Je hochai la tête et elle me laissa un linge pour lorsque je sortirai de l'eau avant de s'éloigner pour retourner à mes appartements.

Pas une seule fois je n'avais jugé que notre danse soit infantile ou que sais-je encore. Mais comme d'habitude, Suka passait de l'écaille à la griffe sans me laisser le temps de me stabiliser. Le gouffre s'élargissait, encore et encore.

Et voilà que maintenant il fallait que je pense à une danse... Tout le monde venait pour Maesuka, bien qu'il soit question de notre anniversaire à toutes les deux, mais cette année, tout était différent. N'est-ce pas ? Quelle prestation allait-elle nous offrir ?

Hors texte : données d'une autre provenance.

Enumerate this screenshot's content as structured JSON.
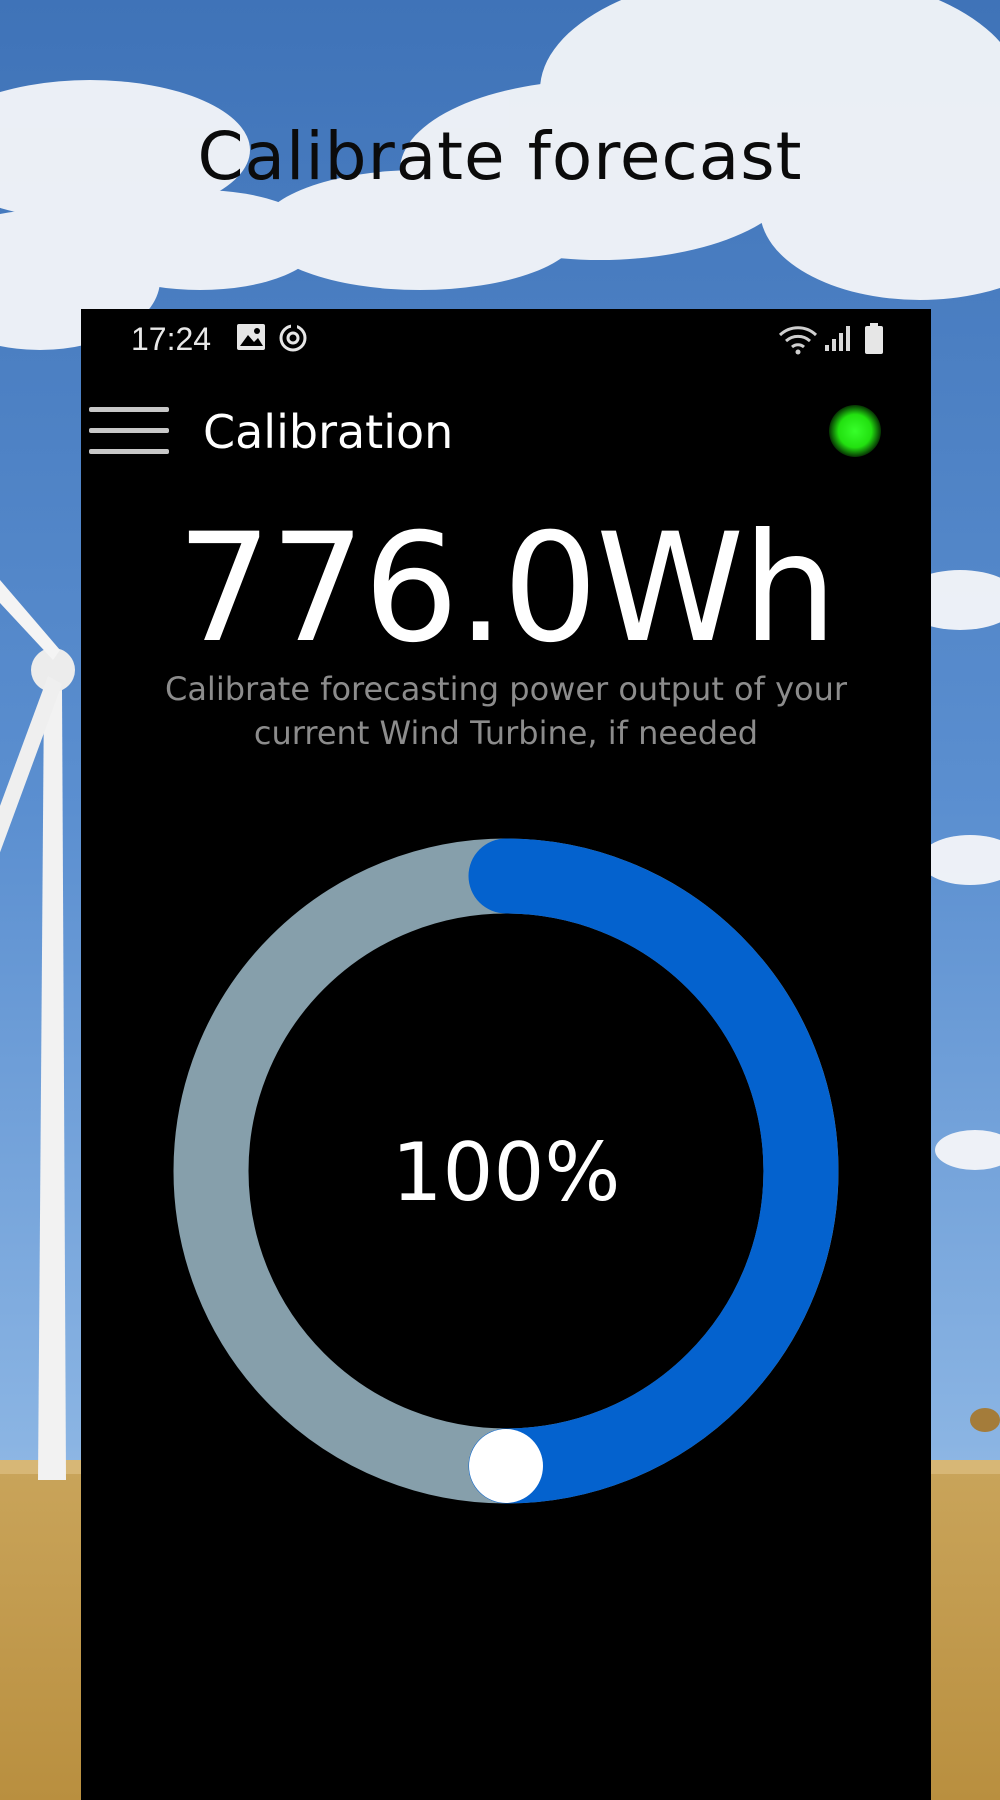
{
  "promo": {
    "title": "Calibrate forecast"
  },
  "statusbar": {
    "time": "17:24",
    "left_icons": [
      "image-icon",
      "sync-icon"
    ],
    "right_icons": [
      "wifi-icon",
      "signal-icon",
      "battery-icon"
    ]
  },
  "appbar": {
    "menu_icon": "hamburger-menu-icon",
    "title": "Calibration",
    "status_indicator_color": "#22e010"
  },
  "reading": {
    "value": "776.0Wh",
    "description": "Calibrate forecasting power output of your current Wind Turbine, if needed"
  },
  "calibration_gauge": {
    "label": "100%",
    "fill_fraction": 0.5,
    "colors": {
      "progress": "#0462ce",
      "track": "#869fab",
      "handle": "#ffffff"
    }
  },
  "colors": {
    "screen_background": "#000000",
    "primary_text": "#ffffff",
    "secondary_text": "#8c8c8c"
  }
}
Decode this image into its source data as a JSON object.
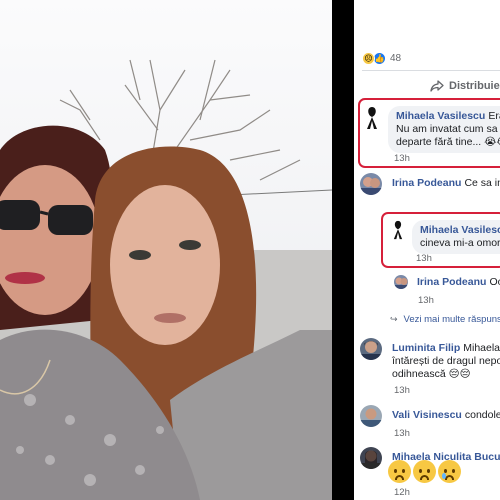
{
  "post": {
    "reaction_count": "48",
    "reaction_icons": [
      "sad-icon",
      "like-icon"
    ],
    "share_label": "Distribuie"
  },
  "comments": [
    {
      "author": "Mihaela Vasilescu",
      "text_lines": [
        "Erai s",
        "Nu am invatat cum sa pot",
        "departe fără tine... 😭😭"
      ],
      "time": "13h",
      "avatar": "black-ribbon"
    },
    {
      "author": "Irina Podeanu",
      "text_lines": [
        "Ce sa inta"
      ],
      "time": "",
      "avatar": "photo"
    },
    {
      "author": "Mihaela Vasilescu",
      "text_lines": [
        "",
        "cineva mi-a omorît c"
      ],
      "time": "13h",
      "avatar": "black-ribbon"
    },
    {
      "author": "Irina Podeanu",
      "text_lines": [
        "Ooc"
      ],
      "time": "13h",
      "avatar": "photo"
    },
    {
      "author": "Luminita Filip",
      "text_lines": [
        "Mihaela tre",
        "întărești de dragul nepoții",
        "odihnească 😔😔"
      ],
      "time": "13h",
      "avatar": "photo"
    },
    {
      "author": "Vali Visinescu",
      "text_lines": [
        "condolea"
      ],
      "time": "13h",
      "avatar": "photo"
    },
    {
      "author": "Mihaela Niculita Bucura",
      "text_lines": [],
      "time": "12h",
      "avatar": "photo"
    }
  ],
  "more_replies_label": "Vezi mai multe răspunsu",
  "colors": {
    "link": "#385898",
    "highlight": "#d6203a",
    "bubble": "#f0f2f5",
    "meta": "#65676b"
  }
}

Je fis claquer mes mains contre mes joues, histoire de me recentrer. Il fallait que je pense à moi. Je passerais en deuxième, alors quoi que je fasse, ce serait dérisoire en comparaison. Je savonnai mon corps et me badigeonnai de quelques huiles essentielles avant de quitter la tiédeur et la quiétude du bassin. Je nouai la ceinture en tissu à ma taille et m'avançai vers la sortie lorsque mes orteils quittèrent la pierre pour une prairie de verdure.

Je baissai les yeux pour voir que je portai une robe d'un bleu turquoise très foncé ; une couleur qui devait forcément porter un nom bien précis, mais que je ne connaissais pas.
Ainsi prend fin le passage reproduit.